Would you want an experienced self-driving car or the latest general version?
The recent development of many artificial cognitive agents, such as robotic devices and large-language models for text generation, raises an interesting general question about the value of individualization.
We humans, taking ourselves as a pinnacle of an “intelligent” species, are very much aware of our own existence as individuals with limited existence in time and space. We are all similar in many ways, but we are all different in the specific ways that we and our brains have grown and developed since our conception, and those differences are exhibited in our behavior.
Digital computer software, in contrast, can be copied exactly, and those copies can exist across larger reaches of time and space than we humans can. Or a single copy located on a server machine somewhere can communicate electronically with many other cognitive agents, including people, at vast distances apart.
So the question arises: What are the advantages and disadvantages of individualization of cognitive agents?
To explore that question in a more concrete way, it is interesting to consider the example of self-driving cars.
On the one hand, it should be possible for all models of a particular self-driving car to use copies of the same software, with regular updates like the ones that the operating systems of our computers undergo, dispatched from some controlling organization. That would make all those cars operate the same way in the same conditions, and could enable them to synchronize their behavior when they are operating near each other in time and space.
On the other hand, considering the range of possible driving conditions in different parts of the world, including differences in weather and differences in how pedestrians may behave in different cultures, it may be safer to have self-driving cars adjust their behavior to local conditions, possibly learning from their individual remembered experiences. But in that case, individual vehicles might learn different things from their experiences, which could even lead them into behavioral conflicts.

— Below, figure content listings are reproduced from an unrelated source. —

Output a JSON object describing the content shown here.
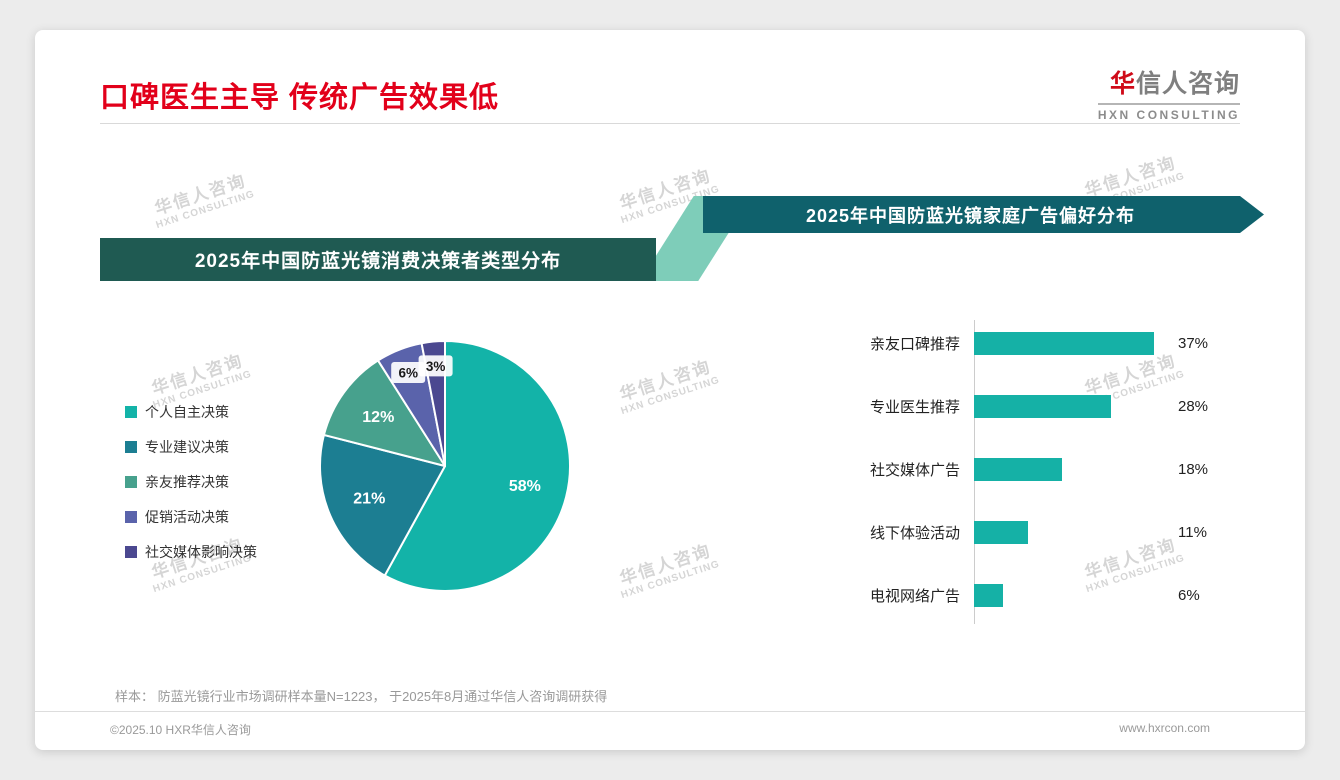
{
  "page": {
    "title": "口碑医生主导 传统广告效果低",
    "logo": {
      "accent_char": "华",
      "rest_chars": "信人咨询",
      "sub": "HXN CONSULTING"
    },
    "footnote": "样本： 防蓝光镜行业市场调研样本量N=1223， 于2025年8月通过华信人咨询调研获得",
    "footer_left": "©2025.10 HXR华信人咨询",
    "footer_right": "www.hxrcon.com",
    "watermark": {
      "line1": "华信人咨询",
      "line2": "HXN CONSULTING"
    }
  },
  "colors": {
    "title_red": "#e2001a",
    "logo_red": "#cf0a18",
    "left_banner_bg": "#1f5a52",
    "right_banner_bg": "#0f616c",
    "connector_green": "#7ecdb9"
  },
  "chart_data": [
    {
      "type": "pie",
      "title": "2025年中国防蓝光镜消费决策者类型分布",
      "labels": [
        "个人自主决策",
        "专业建议决策",
        "亲友推荐决策",
        "促销活动决策",
        "社交媒体影响决策"
      ],
      "values": [
        58,
        21,
        12,
        6,
        3
      ],
      "unit": "%",
      "colors": [
        "#13b3a8",
        "#1c7e92",
        "#47a18d",
        "#5a63ab",
        "#4b4890"
      ],
      "legend_position": "left",
      "start_angle_deg": 0,
      "direction": "clockwise"
    },
    {
      "type": "bar",
      "orientation": "horizontal",
      "title": "2025年中国防蓝光镜家庭广告偏好分布",
      "categories": [
        "亲友口碑推荐",
        "专业医生推荐",
        "社交媒体广告",
        "线下体验活动",
        "电视网络广告"
      ],
      "values": [
        37,
        28,
        18,
        11,
        6
      ],
      "unit": "%",
      "xlim": [
        0,
        40
      ],
      "bar_color": "#15b1a6",
      "grid": false,
      "legend_position": "none"
    }
  ]
}
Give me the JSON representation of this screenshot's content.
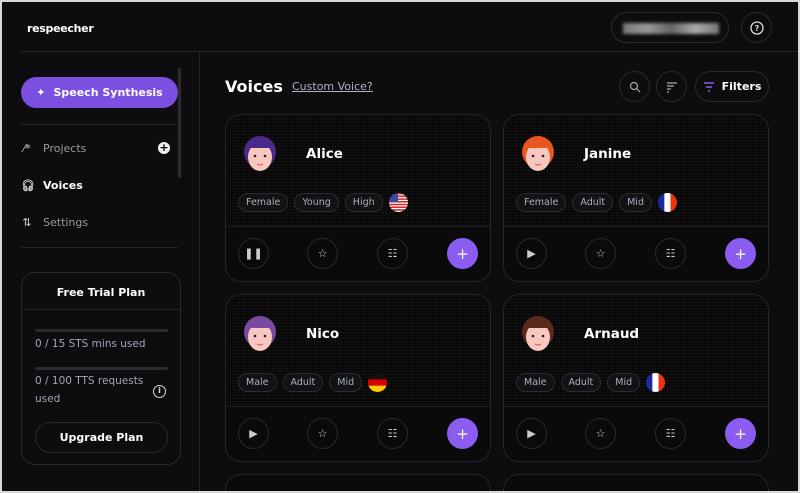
{
  "app": {
    "logo": "respeecher"
  },
  "header": {
    "help_icon": "question-circle-icon"
  },
  "sidebar": {
    "primary_button": "Speech Synthesis",
    "items": [
      {
        "label": "Projects",
        "icon": "magic-wand-icon",
        "active": false
      },
      {
        "label": "Voices",
        "icon": "headphones-icon",
        "active": true
      },
      {
        "label": "Settings",
        "icon": "sliders-icon",
        "active": false
      }
    ],
    "plan": {
      "title": "Free Trial Plan",
      "sts_text": "0 / 15 STS mins used",
      "sts_progress": 0,
      "tts_text_1": "0 / 100 TTS requests",
      "tts_text_2": "used",
      "tts_progress": 0,
      "upgrade": "Upgrade Plan"
    }
  },
  "main": {
    "title": "Voices",
    "custom_link": "Custom Voice?",
    "filters": "Filters",
    "voices": [
      {
        "name": "Alice",
        "tags": [
          "Female",
          "Young",
          "High"
        ],
        "flag": "us",
        "playing": true
      },
      {
        "name": "Janine",
        "tags": [
          "Female",
          "Adult",
          "Mid"
        ],
        "flag": "fr",
        "playing": false
      },
      {
        "name": "Nico",
        "tags": [
          "Male",
          "Adult",
          "Mid"
        ],
        "flag": "de",
        "playing": false
      },
      {
        "name": "Arnaud",
        "tags": [
          "Male",
          "Adult",
          "Mid"
        ],
        "flag": "fr",
        "playing": false
      }
    ]
  },
  "colors": {
    "accent": "#7b4fe0",
    "background": "#0d0c0f"
  }
}
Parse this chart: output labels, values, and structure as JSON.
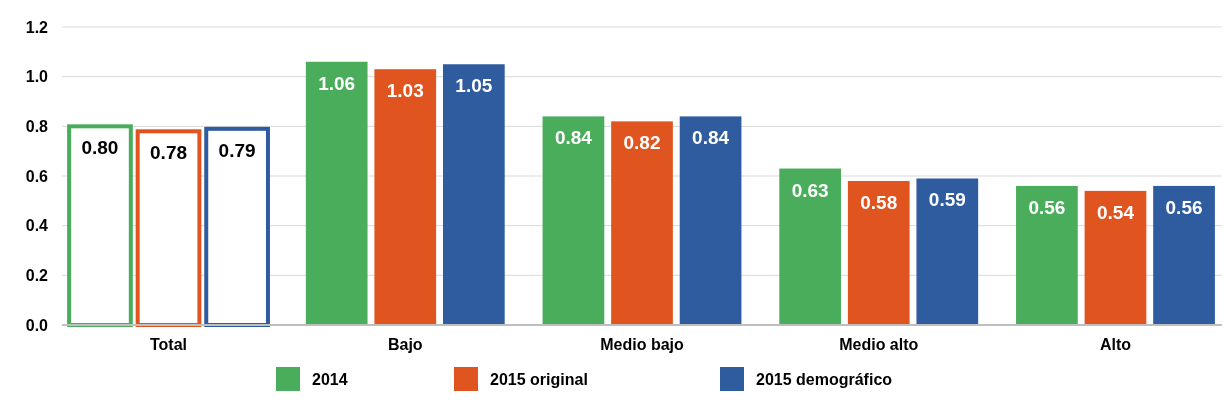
{
  "chart_data": {
    "type": "bar",
    "categories": [
      "Total",
      "Bajo",
      "Medio bajo",
      "Medio alto",
      "Alto"
    ],
    "series": [
      {
        "name": "2014",
        "color": "#4aad5b",
        "colors": [
          "#ffffff",
          "#4aad5b",
          "#4aad5b",
          "#4aad5b",
          "#4aad5b"
        ],
        "values": [
          0.8,
          1.06,
          0.84,
          0.63,
          0.56
        ],
        "value_labels": [
          "0.80",
          "1.06",
          "0.84",
          "0.63",
          "0.56"
        ]
      },
      {
        "name": "2015 original",
        "color": "#df541f",
        "colors": [
          "#ffffff",
          "#df541f",
          "#df541f",
          "#df541f",
          "#df541f"
        ],
        "values": [
          0.78,
          1.03,
          0.82,
          0.58,
          0.54
        ],
        "value_labels": [
          "0.78",
          "1.03",
          "0.82",
          "0.58",
          "0.54"
        ]
      },
      {
        "name": "2015 demográfico",
        "color": "#2f5b9f",
        "colors": [
          "#ffffff",
          "#2f5b9f",
          "#2f5b9f",
          "#2f5b9f",
          "#2f5b9f"
        ],
        "values": [
          0.79,
          1.05,
          0.84,
          0.59,
          0.56
        ],
        "value_labels": [
          "0.79",
          "1.05",
          "0.84",
          "0.59",
          "0.56"
        ]
      }
    ],
    "ylim": [
      0,
      1.2
    ],
    "yticks": [
      {
        "value": 0,
        "label": "0.0"
      },
      0.2,
      0.4,
      0.6,
      0.8,
      {
        "value": 1,
        "label": "1.0"
      },
      1.2
    ],
    "grid": "y",
    "legend": "bottom"
  }
}
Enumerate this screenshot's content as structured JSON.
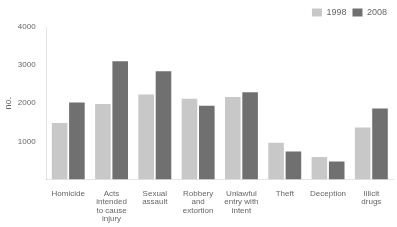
{
  "chart_data": {
    "type": "bar",
    "categories": [
      "Homicide",
      "Acts\nintended\nto cause\ninjury",
      "Sexual\nassault",
      "Robbery\nand\nextortion",
      "Unlawful\nentry with\nintent",
      "Theft",
      "Deception",
      "Illicit\ndrugs"
    ],
    "series": [
      {
        "name": "1998",
        "color": "#c8c8c8",
        "values": [
          1480,
          1980,
          2230,
          2120,
          2160,
          960,
          590,
          1360
        ]
      },
      {
        "name": "2008",
        "color": "#707070",
        "values": [
          2020,
          3100,
          2840,
          1930,
          2290,
          730,
          470,
          1860
        ]
      }
    ],
    "ylabel": "no.",
    "ylim": [
      0,
      4000
    ],
    "yticks": [
      {
        "value": 0,
        "label": ""
      },
      1000,
      2000,
      3000,
      4000
    ],
    "grid": false,
    "legend": "upper right"
  }
}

Similar questions arise for artificial cognitive agents of all kinds. For example, text generators based on large language models may generate texts that are inconsistent in their details with one another.
Such examples suggest that, as is the case for us humans, individualization can provide more effective behavior, especially locally in time and space, than generalization does. But they also suggest that individualization inevitably leads to some amount of inconsistent or even conflicting behavior among individuals.